Text: Louisa M.R. Stead
William J. Kirkpatrick
Language: English (translated in Yoruba)
Scripture References:
Psalm 9:10; 56:3-4; Proverbs 16:20; 30:5; Isaiah 12:2-16; Matthew 12:21; John 10:10; 14:1, 27; Galatians 2:20; Ephesians 1:12-13; 1 Timothy 4:10; Hebrews 2:13
Liturgical Uses/Seasons: Advent, Assurance, Baptism, Commitment/Response, Confession of Faith, Easter, Lent
Themes: Jesus Christ, Love of God, Obedience, Perseverance, Salvation, Victory

Background Study of the Hymn
The hymn ‘Tis So Sweet to Trust in Jesus’ can be found in the Baptist Hymnal 1956 edition, Number 258. The hymn was written by Mrs. Louisa M.R. Stead, who lived between 1850-1917, while the composer was William J. Kirkpatrick, who lived between 1838-1921. The hymn was written in the key of A-flat major, with a four-four-time signature. The tune name is Trust in Jesus with with the refrain, and the form of the hymn is Binary – AB. Appropriate biblical text for this hymn of faith and trust is found in Ps. 56:3-4, which says, “When I am afraid, I put my trust in you. In God, whose word I praise – in God, I trust and am not afraid. What can mere mortals do to me?”

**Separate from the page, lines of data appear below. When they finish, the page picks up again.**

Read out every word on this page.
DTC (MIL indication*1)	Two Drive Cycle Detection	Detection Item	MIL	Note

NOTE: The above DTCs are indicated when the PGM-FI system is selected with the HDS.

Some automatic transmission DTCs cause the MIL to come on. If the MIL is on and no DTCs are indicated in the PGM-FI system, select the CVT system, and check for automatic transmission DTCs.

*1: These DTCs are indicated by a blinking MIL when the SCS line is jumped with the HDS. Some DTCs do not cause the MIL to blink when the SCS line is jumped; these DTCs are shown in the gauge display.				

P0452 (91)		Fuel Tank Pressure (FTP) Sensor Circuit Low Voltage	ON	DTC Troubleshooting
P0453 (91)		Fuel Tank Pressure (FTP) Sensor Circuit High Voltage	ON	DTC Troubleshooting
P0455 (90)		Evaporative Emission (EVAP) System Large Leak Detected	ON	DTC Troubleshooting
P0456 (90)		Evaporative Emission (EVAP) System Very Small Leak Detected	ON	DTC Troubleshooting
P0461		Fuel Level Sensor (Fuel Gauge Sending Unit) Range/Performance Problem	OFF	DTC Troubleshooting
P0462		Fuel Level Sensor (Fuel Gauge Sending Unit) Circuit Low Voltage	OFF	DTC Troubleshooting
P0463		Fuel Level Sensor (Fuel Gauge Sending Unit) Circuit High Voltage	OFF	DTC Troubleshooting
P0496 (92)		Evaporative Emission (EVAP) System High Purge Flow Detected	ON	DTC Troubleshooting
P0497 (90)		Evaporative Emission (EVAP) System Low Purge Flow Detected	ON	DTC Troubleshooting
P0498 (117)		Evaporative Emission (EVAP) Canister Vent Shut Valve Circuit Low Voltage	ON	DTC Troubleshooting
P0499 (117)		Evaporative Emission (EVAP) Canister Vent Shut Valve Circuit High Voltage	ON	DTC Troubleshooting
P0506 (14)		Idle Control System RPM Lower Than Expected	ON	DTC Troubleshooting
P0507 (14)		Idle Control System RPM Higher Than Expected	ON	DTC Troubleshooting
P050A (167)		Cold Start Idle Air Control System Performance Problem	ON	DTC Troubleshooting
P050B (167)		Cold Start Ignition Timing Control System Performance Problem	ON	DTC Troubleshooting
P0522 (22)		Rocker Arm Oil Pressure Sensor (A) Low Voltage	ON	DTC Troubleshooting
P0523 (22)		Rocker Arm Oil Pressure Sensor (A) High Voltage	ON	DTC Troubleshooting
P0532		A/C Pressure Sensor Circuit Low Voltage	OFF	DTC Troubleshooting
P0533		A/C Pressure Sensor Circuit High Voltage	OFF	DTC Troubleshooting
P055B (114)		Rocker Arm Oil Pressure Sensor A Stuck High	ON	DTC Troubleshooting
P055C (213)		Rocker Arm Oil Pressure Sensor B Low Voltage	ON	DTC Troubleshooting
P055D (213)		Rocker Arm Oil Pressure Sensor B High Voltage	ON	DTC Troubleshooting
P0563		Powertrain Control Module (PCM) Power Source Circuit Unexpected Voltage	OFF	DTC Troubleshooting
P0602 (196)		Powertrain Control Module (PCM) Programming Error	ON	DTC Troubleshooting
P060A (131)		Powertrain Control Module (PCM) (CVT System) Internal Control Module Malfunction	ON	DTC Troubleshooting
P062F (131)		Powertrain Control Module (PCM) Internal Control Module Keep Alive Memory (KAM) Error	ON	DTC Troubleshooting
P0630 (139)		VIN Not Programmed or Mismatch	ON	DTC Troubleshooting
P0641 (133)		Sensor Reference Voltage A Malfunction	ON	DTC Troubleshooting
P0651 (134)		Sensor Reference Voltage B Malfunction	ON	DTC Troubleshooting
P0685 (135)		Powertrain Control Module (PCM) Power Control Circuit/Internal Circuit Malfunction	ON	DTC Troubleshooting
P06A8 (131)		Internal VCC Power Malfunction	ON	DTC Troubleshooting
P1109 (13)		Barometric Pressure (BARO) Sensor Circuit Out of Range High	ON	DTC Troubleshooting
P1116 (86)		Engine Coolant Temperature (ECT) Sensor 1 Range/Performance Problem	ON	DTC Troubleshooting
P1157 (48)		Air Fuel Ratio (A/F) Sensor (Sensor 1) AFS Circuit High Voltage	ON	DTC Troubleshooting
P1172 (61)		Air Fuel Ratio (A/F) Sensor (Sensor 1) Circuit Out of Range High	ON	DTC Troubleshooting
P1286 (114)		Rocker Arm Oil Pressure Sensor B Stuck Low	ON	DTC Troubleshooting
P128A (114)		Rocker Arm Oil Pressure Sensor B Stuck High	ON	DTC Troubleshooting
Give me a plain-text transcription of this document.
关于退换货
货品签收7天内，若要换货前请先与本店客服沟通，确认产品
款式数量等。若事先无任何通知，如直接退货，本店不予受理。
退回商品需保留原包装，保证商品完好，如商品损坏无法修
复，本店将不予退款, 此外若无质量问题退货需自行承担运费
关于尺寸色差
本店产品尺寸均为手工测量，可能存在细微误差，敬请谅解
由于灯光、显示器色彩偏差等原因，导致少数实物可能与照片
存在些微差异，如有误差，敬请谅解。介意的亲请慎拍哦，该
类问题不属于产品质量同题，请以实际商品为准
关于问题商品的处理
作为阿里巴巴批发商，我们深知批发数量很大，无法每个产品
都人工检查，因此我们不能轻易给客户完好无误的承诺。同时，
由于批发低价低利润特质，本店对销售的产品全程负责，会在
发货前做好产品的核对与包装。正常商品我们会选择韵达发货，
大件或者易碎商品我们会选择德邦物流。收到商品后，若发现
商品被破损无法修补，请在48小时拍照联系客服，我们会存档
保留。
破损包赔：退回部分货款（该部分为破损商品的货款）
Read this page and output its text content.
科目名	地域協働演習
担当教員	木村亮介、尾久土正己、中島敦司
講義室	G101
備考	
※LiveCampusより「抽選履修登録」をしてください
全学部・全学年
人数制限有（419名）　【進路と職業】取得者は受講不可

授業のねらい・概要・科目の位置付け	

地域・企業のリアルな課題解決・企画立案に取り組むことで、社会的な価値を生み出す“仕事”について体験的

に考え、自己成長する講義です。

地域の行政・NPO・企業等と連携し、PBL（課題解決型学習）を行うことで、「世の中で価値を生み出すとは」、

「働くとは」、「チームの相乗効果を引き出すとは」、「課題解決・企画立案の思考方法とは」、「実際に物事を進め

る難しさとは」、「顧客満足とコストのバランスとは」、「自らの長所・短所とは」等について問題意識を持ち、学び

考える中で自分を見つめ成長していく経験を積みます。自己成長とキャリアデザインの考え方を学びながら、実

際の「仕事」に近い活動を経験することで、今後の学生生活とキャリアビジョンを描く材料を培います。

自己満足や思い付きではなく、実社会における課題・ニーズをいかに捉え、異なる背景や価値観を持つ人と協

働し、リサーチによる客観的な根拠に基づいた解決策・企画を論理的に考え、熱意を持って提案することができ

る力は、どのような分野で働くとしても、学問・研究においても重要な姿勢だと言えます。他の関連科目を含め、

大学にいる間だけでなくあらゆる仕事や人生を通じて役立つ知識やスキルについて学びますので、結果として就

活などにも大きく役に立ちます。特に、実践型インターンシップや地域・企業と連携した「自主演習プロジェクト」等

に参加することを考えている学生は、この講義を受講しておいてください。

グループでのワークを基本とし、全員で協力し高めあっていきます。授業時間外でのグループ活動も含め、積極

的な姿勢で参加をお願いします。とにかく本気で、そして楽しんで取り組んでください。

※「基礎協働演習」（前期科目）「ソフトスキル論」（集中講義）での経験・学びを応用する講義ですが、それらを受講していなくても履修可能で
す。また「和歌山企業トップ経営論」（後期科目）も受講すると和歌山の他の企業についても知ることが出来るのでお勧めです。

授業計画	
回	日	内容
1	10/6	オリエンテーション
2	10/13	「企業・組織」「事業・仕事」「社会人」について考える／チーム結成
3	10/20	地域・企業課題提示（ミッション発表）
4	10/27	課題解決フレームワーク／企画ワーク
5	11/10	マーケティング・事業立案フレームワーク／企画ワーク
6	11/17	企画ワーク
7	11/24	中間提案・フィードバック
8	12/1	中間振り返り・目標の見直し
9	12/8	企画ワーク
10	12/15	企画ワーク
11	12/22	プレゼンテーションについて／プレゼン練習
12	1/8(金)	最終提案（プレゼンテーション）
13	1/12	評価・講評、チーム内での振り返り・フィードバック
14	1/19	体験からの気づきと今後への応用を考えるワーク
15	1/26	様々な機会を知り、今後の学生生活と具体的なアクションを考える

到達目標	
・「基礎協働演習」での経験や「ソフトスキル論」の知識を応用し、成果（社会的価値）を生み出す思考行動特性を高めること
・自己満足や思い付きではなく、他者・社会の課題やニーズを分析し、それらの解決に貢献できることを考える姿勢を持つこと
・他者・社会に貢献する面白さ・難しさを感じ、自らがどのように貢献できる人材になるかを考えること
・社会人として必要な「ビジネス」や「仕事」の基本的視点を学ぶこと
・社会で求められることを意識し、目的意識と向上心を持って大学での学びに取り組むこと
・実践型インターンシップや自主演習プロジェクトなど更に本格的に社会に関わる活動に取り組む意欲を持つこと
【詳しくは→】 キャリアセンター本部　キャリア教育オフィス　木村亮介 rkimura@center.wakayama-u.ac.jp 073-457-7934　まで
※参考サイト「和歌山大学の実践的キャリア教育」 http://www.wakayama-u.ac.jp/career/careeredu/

History of the Hymn Writer
Mrs. Louisa Stead, a young missionary, was born in Dover, England, in 1850. She was married to Mr. Stead in 1875, and the marriage was blessed with a little girl, Lilly. One day, the young couple took their four-year-old girl to a beach picnic at Long Island Sound in New York. As they sat down, eating and enjoying themselves, they heard a cry of a boy in the sea. Mr. Stead quickly ran to save the life of the boy from the sea, and in an attempt to do so, the struggling boy pulled to himself Mr. Stead under the water, and they both drowned.

This was the end of Mr. Stead as he got drowned with the boy he was willing to help right before his wife and daughter. Mrs. Stead and her daughter stood helplessly watching their lovely husband and father disappear from their presence just like that. What a pathetic real-life story! It was in this state of despair that Mrs. Stead put down the lyrics of this hymn. However, Mrs. Stead did not allow this ugly situation to overwhelm her; instead, she merely learns to trust Jesus for provision and protection, which reflects her song.

The hymn is mostly sung as a congregational hymn with a conductor (sometimes). If it were in the Seminary, the conductor and the organist usually use hymnbooks while projected for the congregation on the television screens or projectors. Most churches in Nigeria use this latter media approach. Some churches that do not have projectors or television screens use unscored hymnals by individual worshipers. It is interesting to note that majority of these Western Gospel hymns that have been translated into Nigerian languages and other indigenous hymns are sung from memory by Nigerian adult Church members.